On Sunday, May 23, the Phillies lost to Red Sox knuckleballer, Tim Wakefield, and his 8 shutout innings. The Phillies had an off day on Monday and then Tuesday they faced R.A. Dickey of the Mets for the first time. Dickey picked up right where Wake left off and threw his knuckleball for 6 innings of shutout baseball, after which the Phillies proceeded to score zero runs for the entirety of the 3 game series at Citi Field.
In a ten game stretch beginning with the Wakefield game, the Phillies went 2-8 and scored 14 runs, an average of 1.4 runs per game. Their slash line during that time frame was .210/.281/.287, considerably diminished from the .260/.332/.413 line they averaged throughout the 2010 season.
The Phillies were in an epic funk at a time which coincides with facing Wakefield and Dickey back-to-back, but is the knuckleball the reason?

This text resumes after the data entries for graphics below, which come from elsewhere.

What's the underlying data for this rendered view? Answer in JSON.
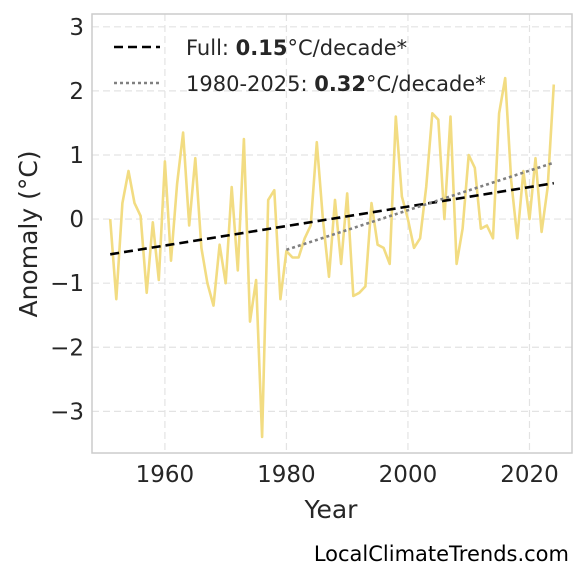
{
  "credit": "LocalClimateTrends.com",
  "legend": [
    {
      "prefix": "Full: ",
      "bold": "0.15",
      "suffix": "°C/decade*",
      "style": "dashed",
      "color": "#000000"
    },
    {
      "prefix": "1980-2025: ",
      "bold": "0.32",
      "suffix": "°C/decade*",
      "style": "dotted",
      "color": "#808080"
    }
  ],
  "chart_data": {
    "type": "line",
    "xlabel": "Year",
    "ylabel": "Anomaly (°C)",
    "xlim": [
      1948,
      2027
    ],
    "ylim": [
      -3.65,
      3.2
    ],
    "xticks": [
      1960,
      1980,
      2000,
      2020
    ],
    "yticks": [
      3,
      2,
      1,
      0,
      -1,
      -2,
      -3
    ],
    "ytick_labels": [
      "3",
      "2",
      "1",
      "0",
      "−1",
      "−2",
      "−3"
    ],
    "xtick_labels": [
      "1960",
      "1980",
      "2000",
      "2020"
    ],
    "grid": true,
    "legend_position": "top-left",
    "series": [
      {
        "color": "#f2dc82",
        "x": [
          1951,
          1952,
          1953,
          1954,
          1955,
          1956,
          1957,
          1958,
          1959,
          1960,
          1961,
          1962,
          1963,
          1964,
          1965,
          1966,
          1967,
          1968,
          1969,
          1970,
          1971,
          1972,
          1973,
          1974,
          1975,
          1976,
          1977,
          1978,
          1979,
          1980,
          1981,
          1982,
          1983,
          1984,
          1985,
          1986,
          1987,
          1988,
          1989,
          1990,
          1991,
          1992,
          1993,
          1994,
          1995,
          1996,
          1997,
          1998,
          1999,
          2000,
          2001,
          2002,
          2003,
          2004,
          2005,
          2006,
          2007,
          2008,
          2009,
          2010,
          2011,
          2012,
          2013,
          2014,
          2015,
          2016,
          2017,
          2018,
          2019,
          2020,
          2021,
          2022,
          2023,
          2024
        ],
        "y": [
          0.0,
          -1.25,
          0.25,
          0.75,
          0.25,
          0.05,
          -1.15,
          -0.05,
          -0.95,
          0.9,
          -0.65,
          0.55,
          1.35,
          -0.1,
          0.95,
          -0.45,
          -1.0,
          -1.35,
          -0.4,
          -1.0,
          0.5,
          -0.8,
          1.25,
          -1.6,
          -0.95,
          -3.4,
          0.3,
          0.45,
          -1.25,
          -0.5,
          -0.6,
          -0.6,
          -0.3,
          -0.1,
          1.2,
          0.0,
          -0.9,
          0.3,
          -0.7,
          0.4,
          -1.2,
          -1.15,
          -1.05,
          0.25,
          -0.4,
          -0.45,
          -0.7,
          1.6,
          0.35,
          0.0,
          -0.45,
          -0.3,
          0.5,
          1.65,
          1.55,
          0.0,
          1.6,
          -0.7,
          -0.15,
          1.0,
          0.8,
          -0.15,
          -0.1,
          -0.3,
          1.65,
          2.2,
          0.6,
          -0.3,
          0.75,
          0.0,
          0.95,
          -0.2,
          0.5,
          2.1
        ]
      },
      {
        "name": "Full: 0.15°C/decade*",
        "style": "dashed",
        "color": "#000000",
        "x": [
          1951,
          2024
        ],
        "y": [
          -0.55,
          0.56
        ]
      },
      {
        "name": "1980-2025: 0.32°C/decade*",
        "style": "dotted",
        "color": "#808080",
        "x": [
          1980,
          2024
        ],
        "y": [
          -0.48,
          0.88
        ]
      }
    ]
  }
}
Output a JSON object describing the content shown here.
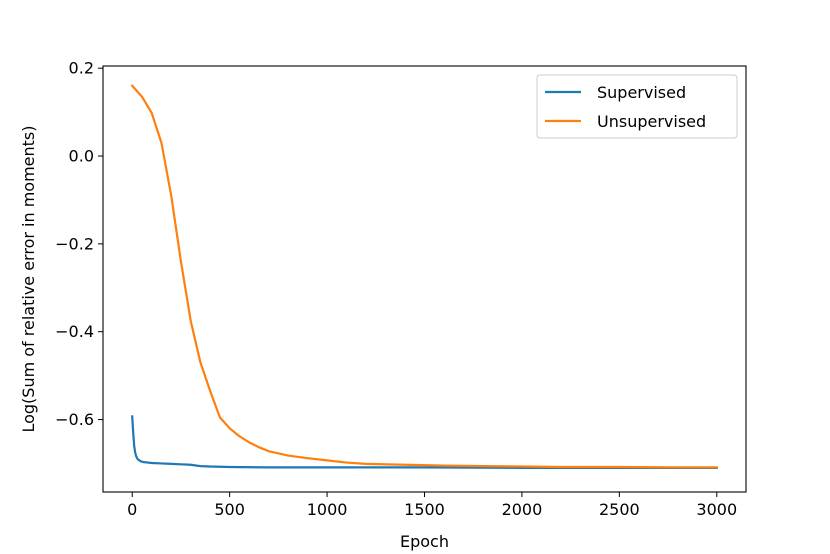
{
  "chart_data": {
    "type": "line",
    "title": "",
    "xlabel": "Epoch",
    "ylabel": "Log(Sum of relative error in moments)",
    "xlim": [
      -150,
      3150
    ],
    "ylim": [
      -0.765,
      0.205
    ],
    "xticks": [
      0,
      500,
      1000,
      1500,
      2000,
      2500,
      3000
    ],
    "xtick_labels": [
      "0",
      "500",
      "1000",
      "1500",
      "2000",
      "2500",
      "3000"
    ],
    "yticks": [
      0.2,
      0.0,
      -0.2,
      -0.4,
      -0.6
    ],
    "ytick_labels": [
      "0.2",
      "0.0",
      "−0.2",
      "−0.4",
      "−0.6"
    ],
    "grid": false,
    "legend_placement": "upper right",
    "series": [
      {
        "name": "Supervised",
        "color": "#1f77b4",
        "x": [
          0,
          5,
          10,
          15,
          20,
          25,
          30,
          40,
          50,
          60,
          80,
          100,
          150,
          200,
          250,
          300,
          330,
          350,
          400,
          500,
          700,
          1000,
          1500,
          2000,
          2500,
          3000
        ],
        "y": [
          -0.593,
          -0.63,
          -0.66,
          -0.675,
          -0.683,
          -0.688,
          -0.691,
          -0.694,
          -0.696,
          -0.697,
          -0.698,
          -0.699,
          -0.7,
          -0.701,
          -0.702,
          -0.703,
          -0.705,
          -0.706,
          -0.707,
          -0.708,
          -0.709,
          -0.709,
          -0.709,
          -0.71,
          -0.71,
          -0.71
        ]
      },
      {
        "name": "Unsupervised",
        "color": "#ff7f0e",
        "x": [
          0,
          50,
          100,
          150,
          200,
          250,
          300,
          350,
          400,
          450,
          500,
          550,
          600,
          650,
          700,
          800,
          900,
          1000,
          1100,
          1200,
          1400,
          1600,
          1800,
          2000,
          2200,
          2500,
          2800,
          3000
        ],
        "y": [
          0.16,
          0.135,
          0.098,
          0.03,
          -0.09,
          -0.24,
          -0.375,
          -0.47,
          -0.535,
          -0.595,
          -0.62,
          -0.638,
          -0.652,
          -0.663,
          -0.672,
          -0.682,
          -0.688,
          -0.693,
          -0.698,
          -0.701,
          -0.703,
          -0.705,
          -0.706,
          -0.707,
          -0.708,
          -0.708,
          -0.709,
          -0.709
        ]
      }
    ]
  }
}
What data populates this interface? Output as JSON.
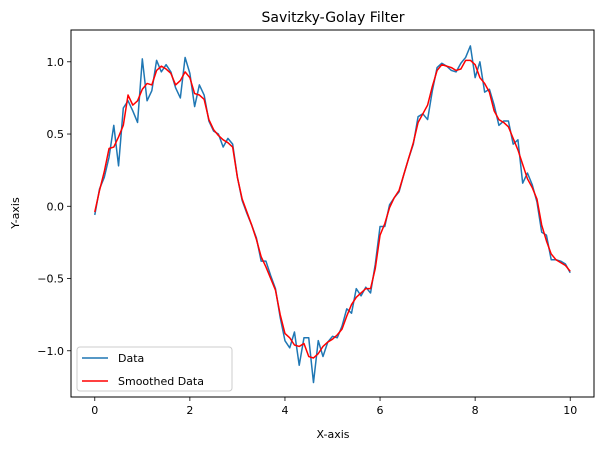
{
  "chart_data": {
    "type": "line",
    "title": "Savitzky-Golay Filter",
    "xlabel": "X-axis",
    "ylabel": "Y-axis",
    "xlim": [
      -0.5,
      10.5
    ],
    "ylim": [
      -1.32,
      1.22
    ],
    "xticks": [
      0,
      2,
      4,
      6,
      8,
      10
    ],
    "yticks": [
      -1.0,
      -0.5,
      0.0,
      0.5,
      1.0
    ],
    "xtick_labels": [
      "0",
      "2",
      "4",
      "6",
      "8",
      "10"
    ],
    "ytick_labels": [
      "−1.0",
      "−0.5",
      "0.0",
      "0.5",
      "1.0"
    ],
    "grid": false,
    "legend_placement": "lower-left",
    "series": [
      {
        "name": "Data",
        "color": "#1f77b4",
        "x": [
          0.0,
          0.1,
          0.2,
          0.3,
          0.4,
          0.5,
          0.6,
          0.7,
          0.8,
          0.9,
          1.0,
          1.1,
          1.2,
          1.3,
          1.4,
          1.5,
          1.6,
          1.7,
          1.8,
          1.9,
          2.0,
          2.1,
          2.2,
          2.3,
          2.4,
          2.5,
          2.6,
          2.7,
          2.8,
          2.9,
          3.0,
          3.1,
          3.2,
          3.3,
          3.4,
          3.5,
          3.6,
          3.7,
          3.8,
          3.9,
          4.0,
          4.1,
          4.2,
          4.3,
          4.4,
          4.5,
          4.6,
          4.7,
          4.8,
          4.9,
          5.0,
          5.1,
          5.2,
          5.3,
          5.4,
          5.5,
          5.6,
          5.7,
          5.8,
          5.9,
          6.0,
          6.1,
          6.2,
          6.3,
          6.4,
          6.5,
          6.6,
          6.7,
          6.8,
          6.9,
          7.0,
          7.1,
          7.2,
          7.3,
          7.4,
          7.5,
          7.6,
          7.7,
          7.8,
          7.9,
          8.0,
          8.1,
          8.2,
          8.3,
          8.4,
          8.5,
          8.6,
          8.7,
          8.8,
          8.9,
          9.0,
          9.1,
          9.2,
          9.3,
          9.4,
          9.5,
          9.6,
          9.7,
          9.8,
          9.9,
          10.0
        ],
        "y": [
          -0.06,
          0.12,
          0.2,
          0.34,
          0.56,
          0.28,
          0.68,
          0.73,
          0.66,
          0.58,
          1.02,
          0.73,
          0.8,
          1.01,
          0.93,
          0.98,
          0.93,
          0.82,
          0.75,
          1.03,
          0.92,
          0.69,
          0.84,
          0.77,
          0.59,
          0.52,
          0.5,
          0.41,
          0.47,
          0.43,
          0.2,
          0.04,
          -0.05,
          -0.13,
          -0.22,
          -0.38,
          -0.38,
          -0.48,
          -0.57,
          -0.77,
          -0.93,
          -0.98,
          -0.87,
          -1.1,
          -0.91,
          -0.91,
          -1.22,
          -0.93,
          -1.04,
          -0.94,
          -0.9,
          -0.91,
          -0.83,
          -0.71,
          -0.74,
          -0.57,
          -0.62,
          -0.56,
          -0.6,
          -0.4,
          -0.14,
          -0.14,
          0.01,
          0.06,
          0.1,
          0.22,
          0.33,
          0.43,
          0.62,
          0.64,
          0.6,
          0.8,
          0.96,
          0.99,
          0.97,
          0.94,
          0.93,
          0.99,
          1.03,
          1.11,
          0.89,
          1.0,
          0.79,
          0.81,
          0.7,
          0.56,
          0.59,
          0.59,
          0.43,
          0.46,
          0.16,
          0.23,
          0.15,
          0.03,
          -0.18,
          -0.2,
          -0.37,
          -0.37,
          -0.38,
          -0.4,
          -0.46
        ]
      },
      {
        "name": "Smoothed Data",
        "color": "#ff0000",
        "x": [
          0.0,
          0.1,
          0.2,
          0.3,
          0.4,
          0.5,
          0.6,
          0.7,
          0.8,
          0.9,
          1.0,
          1.1,
          1.2,
          1.3,
          1.4,
          1.5,
          1.6,
          1.7,
          1.8,
          1.9,
          2.0,
          2.1,
          2.2,
          2.3,
          2.4,
          2.5,
          2.6,
          2.7,
          2.8,
          2.9,
          3.0,
          3.1,
          3.2,
          3.3,
          3.4,
          3.5,
          3.6,
          3.7,
          3.8,
          3.9,
          4.0,
          4.1,
          4.2,
          4.3,
          4.4,
          4.5,
          4.6,
          4.7,
          4.8,
          4.9,
          5.0,
          5.1,
          5.2,
          5.3,
          5.4,
          5.5,
          5.6,
          5.7,
          5.8,
          5.9,
          6.0,
          6.1,
          6.2,
          6.3,
          6.4,
          6.5,
          6.6,
          6.7,
          6.8,
          6.9,
          7.0,
          7.1,
          7.2,
          7.3,
          7.4,
          7.5,
          7.6,
          7.7,
          7.8,
          7.9,
          8.0,
          8.1,
          8.2,
          8.3,
          8.4,
          8.5,
          8.6,
          8.7,
          8.8,
          8.9,
          9.0,
          9.1,
          9.2,
          9.3,
          9.4,
          9.5,
          9.6,
          9.7,
          9.8,
          9.9,
          10.0
        ],
        "y": [
          -0.04,
          0.11,
          0.24,
          0.4,
          0.41,
          0.48,
          0.56,
          0.77,
          0.7,
          0.73,
          0.81,
          0.85,
          0.84,
          0.94,
          0.97,
          0.95,
          0.92,
          0.84,
          0.87,
          0.93,
          0.89,
          0.78,
          0.77,
          0.74,
          0.6,
          0.53,
          0.49,
          0.46,
          0.44,
          0.41,
          0.2,
          0.05,
          -0.04,
          -0.13,
          -0.23,
          -0.35,
          -0.42,
          -0.5,
          -0.58,
          -0.75,
          -0.88,
          -0.91,
          -0.96,
          -0.97,
          -0.95,
          -1.04,
          -1.05,
          -1.02,
          -0.97,
          -0.94,
          -0.92,
          -0.89,
          -0.85,
          -0.76,
          -0.68,
          -0.63,
          -0.6,
          -0.57,
          -0.57,
          -0.43,
          -0.2,
          -0.12,
          -0.01,
          0.06,
          0.11,
          0.22,
          0.33,
          0.44,
          0.58,
          0.64,
          0.7,
          0.83,
          0.94,
          0.98,
          0.97,
          0.96,
          0.94,
          0.95,
          1.01,
          1.01,
          0.98,
          0.89,
          0.85,
          0.79,
          0.66,
          0.6,
          0.58,
          0.55,
          0.47,
          0.39,
          0.29,
          0.19,
          0.13,
          0.05,
          -0.13,
          -0.24,
          -0.33,
          -0.37,
          -0.39,
          -0.41,
          -0.45
        ]
      }
    ]
  }
}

Here is a look at how the Phillies offense fared in the 5 games immediately following each knuckleball match-up since May 2010 in comparison with the team’s full season slash lines:
- 2010 Phillies season averages: .260/.332/.413
- Wakefield game: 6/13 — next 5 games: .261/.345/.523
- Dickey game: 8/8 — next 5 games: .250/.309/.355
- Dickey game: 8/13 — next 5 games: .261/.309/.392
- Dickey game: 9/24 — next 5 games: .251/.316/.439
- 2011 Phillies season averages: .253/.323/.395
- Dickey game: 7/15 — next 5 games: .249/.316/.367
- *Dickey game: 9/24 — next 5 games: .306/.364/.451
- 2012 Phillies season averages: .255/.317/.400
- Dickey game: 4/13 — next 5 games: .244/.283/.308
- Dickey game: 7/5 — next 5 games: .231/.271/.350
- Dickey game: 9/17 — next 5 games: .244/.301/.410
*This stretch occurred after the Phillies had already clinched the division.
Their final Wakefield encounter seemingly had no ill-effects, but there is a noticeable dip in performance by the Phillies offense in post-Dickey games. The dip is particularly pronounced during Dickey’s masterful 2012 season.
Did facing Dickey’s knuckleball actually hurt the Phillies offense beyond the one game? It’s impossible to say definitively with such limited data, but I do know that I’m glad the Phillies won’t be facing him during the regular season this year.
Of course if the World Series is a 1993 rematch, I’m likely to stress out a bit about “the knuckleball effect.”